-Ты убил его? – она не закричала, потому что если бы закричала – ее бы точно разорвало от всего, что сейчас мутилось в ее душе.
Мэтт был плохим лжецом – так всегда говорил Гилот, это же повторял ему Сковер. Но сейчас он солгал и Эда, все еще желала обмануться, а потому — ложь сработала.
-Нет, это был не я.
Самое главное – выдержать взгляд. Но она не хотела вглядываться, а он был и рад. Наверное, по этой единственной причине все закончилось без крови и столкновения, угасло само собой. И Эда вдруг обессилела, все снова стало для нее безразлично, умерло. Она рухнула, как подкошенная и срубленная на стул и прикрыла глаза.

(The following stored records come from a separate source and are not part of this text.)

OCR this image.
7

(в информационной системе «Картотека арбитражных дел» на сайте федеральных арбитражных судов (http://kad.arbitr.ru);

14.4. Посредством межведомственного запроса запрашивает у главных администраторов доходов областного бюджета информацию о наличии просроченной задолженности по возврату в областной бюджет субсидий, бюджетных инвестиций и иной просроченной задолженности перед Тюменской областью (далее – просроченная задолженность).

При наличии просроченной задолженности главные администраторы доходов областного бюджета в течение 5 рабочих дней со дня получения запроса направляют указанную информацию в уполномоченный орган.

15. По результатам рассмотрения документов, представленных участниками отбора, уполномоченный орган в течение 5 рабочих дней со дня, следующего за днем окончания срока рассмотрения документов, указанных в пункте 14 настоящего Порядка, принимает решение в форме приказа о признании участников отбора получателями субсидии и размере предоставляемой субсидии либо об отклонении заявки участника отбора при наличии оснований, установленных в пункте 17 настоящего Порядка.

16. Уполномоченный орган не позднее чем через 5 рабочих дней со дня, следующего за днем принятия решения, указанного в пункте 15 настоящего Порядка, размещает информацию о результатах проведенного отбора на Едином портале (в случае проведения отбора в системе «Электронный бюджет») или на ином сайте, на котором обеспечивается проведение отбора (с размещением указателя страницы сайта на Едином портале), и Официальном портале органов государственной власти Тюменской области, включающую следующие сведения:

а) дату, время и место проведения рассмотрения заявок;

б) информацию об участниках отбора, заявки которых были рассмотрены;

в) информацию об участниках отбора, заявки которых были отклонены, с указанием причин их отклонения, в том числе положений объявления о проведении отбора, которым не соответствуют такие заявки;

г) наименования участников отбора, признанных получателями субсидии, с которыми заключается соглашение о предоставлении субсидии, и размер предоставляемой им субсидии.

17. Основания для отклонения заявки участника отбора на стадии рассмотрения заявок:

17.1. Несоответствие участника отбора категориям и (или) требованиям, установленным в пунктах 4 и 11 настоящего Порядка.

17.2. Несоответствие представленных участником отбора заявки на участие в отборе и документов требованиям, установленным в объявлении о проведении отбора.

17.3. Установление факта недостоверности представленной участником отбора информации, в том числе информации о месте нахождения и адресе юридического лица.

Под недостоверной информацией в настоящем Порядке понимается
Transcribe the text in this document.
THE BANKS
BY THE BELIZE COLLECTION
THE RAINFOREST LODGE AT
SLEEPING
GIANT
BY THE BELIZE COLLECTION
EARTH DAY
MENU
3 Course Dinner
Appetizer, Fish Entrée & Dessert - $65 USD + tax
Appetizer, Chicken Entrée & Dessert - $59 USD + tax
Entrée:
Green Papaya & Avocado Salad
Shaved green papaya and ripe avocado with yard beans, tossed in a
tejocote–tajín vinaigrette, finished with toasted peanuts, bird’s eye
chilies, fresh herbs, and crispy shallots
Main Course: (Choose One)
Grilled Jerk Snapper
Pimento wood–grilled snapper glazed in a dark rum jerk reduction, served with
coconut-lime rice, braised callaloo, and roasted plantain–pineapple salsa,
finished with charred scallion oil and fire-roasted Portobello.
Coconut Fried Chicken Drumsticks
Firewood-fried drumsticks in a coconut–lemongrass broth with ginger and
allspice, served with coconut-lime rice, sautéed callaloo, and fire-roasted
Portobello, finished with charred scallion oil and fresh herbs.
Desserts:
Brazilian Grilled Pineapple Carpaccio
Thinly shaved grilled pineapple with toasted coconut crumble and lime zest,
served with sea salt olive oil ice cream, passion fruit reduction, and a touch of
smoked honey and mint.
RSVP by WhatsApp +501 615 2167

Мэтт постоял немного в молчании, не веря, что миновала гроза, которой, он, быть может, и сам желал, но еще опасался в проявлении. Пока же понял только, что не чувствует уже гнева и злости. И жалости. И незачем ему расставлять какие-то точки и призывать ее к ответу – все пустое.
Мэтт, впервые в жизни движимый исключительно странным для себя порывом бескорыстного сострадания, сострадания настоящего, позвал ее:
-Эда…
Но прежде, чем она шевельнулась, дом Альбера пришел в движение. Наверное, этим двоим просто не суждено было поговорить до конца.
Зазвучали голоса, кто-то тонко вскрикнул внизу. Что-то грохнуло. Взволновалось.
Эда открыла глаза, прислушалась вместе с Мэттом. Что-то происходило, чего не должно было происходить. Тяжелое предчувствие сжало дознавателей, не сговариваясь, они оба скользнули к порогу и Мэтт даже посторонился, позволяя Эде пройти первой.